1930’da ictima ve komutan saati. Komutan saatinde ikmal subayi basindan gecen bir olayi anlatti. Adam dövizli askerlik yapanlardan birinden bir dolabin tasinmasi icin yardim istemis, bu da yardim etmemis. Bu adam orada kalkip bir de ayaga „ben askere dolap tasimaya gelmedim, askerlik ögrenmeye geldim“ demez mi. Daha önce bahsettigim, bu tarz ukalaliklarda cogunlugun askerin yaninda yer almasi olayi gene yasandi. Ikmal subayi buna „madem askerlik ögrenmeye geldin, andimizi söyle“ dedi, söyleyemedi, G3 tüfeginin özelliklerini sordu, gene tis. Genel olarak burada iste dövizlilere ne kadar iyi davrandiklarini görüyoruz. Normalde bu adamin yemedigi dayak kalmamisti. Hayir, insanlarin genel olarak hayata bakisi da enteresan. At bir el, yardim et, ne olur? Fitigim var, dizim agriyor, belimden sakatim vs. desen kimse senden yardim istemez. Zaten bütün gün üc ögün karsiligi de facto camura salinmis manda gibi dikilmekten baska bir sey yapmiyorsun. Ama böyle lüzumsuz bir yüzsüzlük, lüzumsuz bir sakillik hakim bazilarina.

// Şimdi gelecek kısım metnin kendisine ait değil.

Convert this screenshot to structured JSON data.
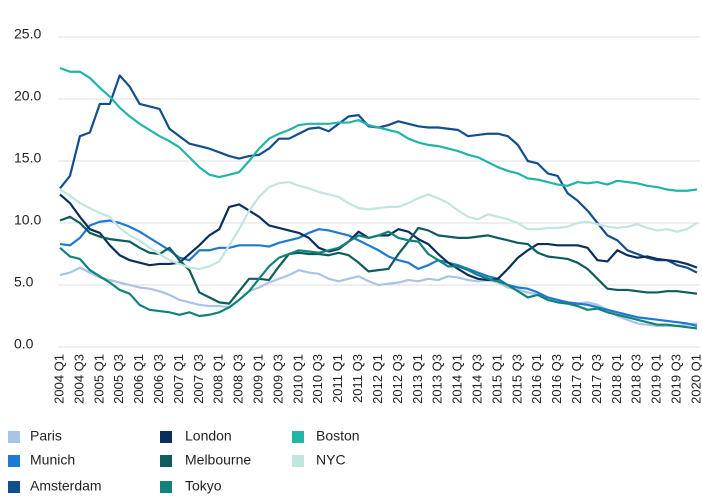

Neyse dövizlilere farkli muamelele konusu silah atmada da kendini gösteriyor. Cikip da „ben silah atmayacagim“ diyenler var mesela. Sonra ne oldu, atmadan gectiler mi bilmiyorum.

2045’ta koguslarda sayim, akabinde gene klasik aksam isleri, yattim. Bu gece yatak takimlarimi bos yataklardan biri ile degistirdim, yorgani yukari da cekmedim, sirtüstü dik bir sekilde uyumaya calistim, daha rahat ettim gibime geldi.